Depuis une dizaine d’années, les politiques de développement de la ville ont repris du poil de la bête. Elles ont consisté, notamment, à réorienter l’économie vers le secteur tertiaire et des services (même si le port représente encore 10% des emplois et reste l’un des plus importants du Royaume-Uni), à développer l’offre touristique, culturelle (en s’appuyant sur la musique, les Beatles, et l’héritage industriel), et de loisir, et à revivifier le commerce (construction du gigantesque centre commercial Liverpool ONE pour attirer un tourisme de shopping). Le prochain projet d’envergure, le Liverpool Waters, vise à réaménager les docks du Nord.

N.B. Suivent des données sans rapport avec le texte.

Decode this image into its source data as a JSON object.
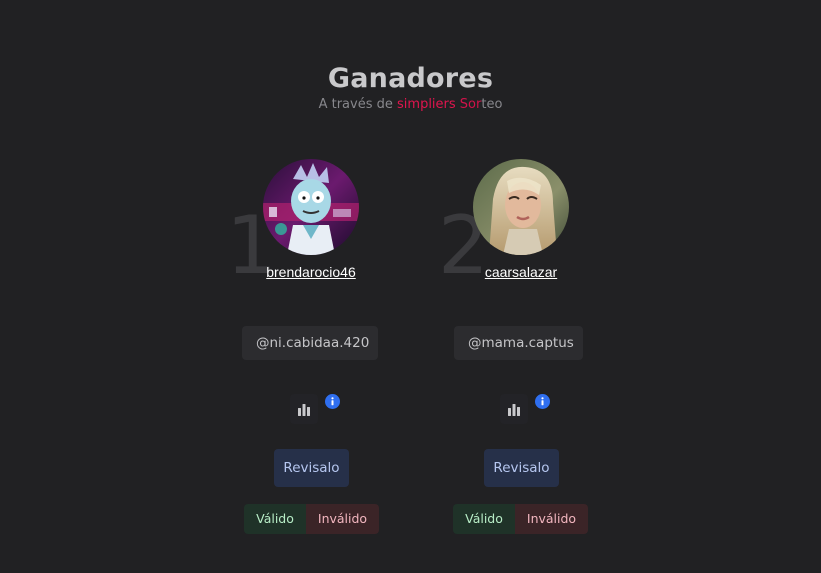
{
  "header": {
    "title": "Ganadores",
    "subtitle_prefix": "A través de ",
    "brand_part1": "simpliers",
    "brand_part2": " Sor",
    "brand_part3": "teo"
  },
  "winners": [
    {
      "rank": "1",
      "username": "brendarocio46",
      "handle": "@ni.cabidaa.420",
      "review_label": "Revisalo",
      "valid_label": "Válido",
      "invalid_label": "Inválido"
    },
    {
      "rank": "2",
      "username": "caarsalazar",
      "handle": "@mama.captus",
      "review_label": "Revisalo",
      "valid_label": "Válido",
      "invalid_label": "Inválido"
    }
  ],
  "icons": {
    "stats": "bar-chart-icon",
    "info": "info-icon"
  },
  "colors": {
    "background": "#212123",
    "brand": "#e0154e",
    "review_bg": "#263049",
    "valid_bg": "#1f3228",
    "invalid_bg": "#3b2427",
    "info": "#2f6ff0"
  }
}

La culture est un levier important : mise en valeur du patrimoine architectural (avec un raté puisque son port a été radié du patrimoine mondial de l’Unesco en 2021 à cause de la construction d’un stade de foot sur le front de mer), capitale européenne de la culture en 2008, antenne de la Tate Gallery de Londres, Musée International de l’Esclavage, festival de dance music Creamfields… Et peut-être l’Eurovision 2023 ?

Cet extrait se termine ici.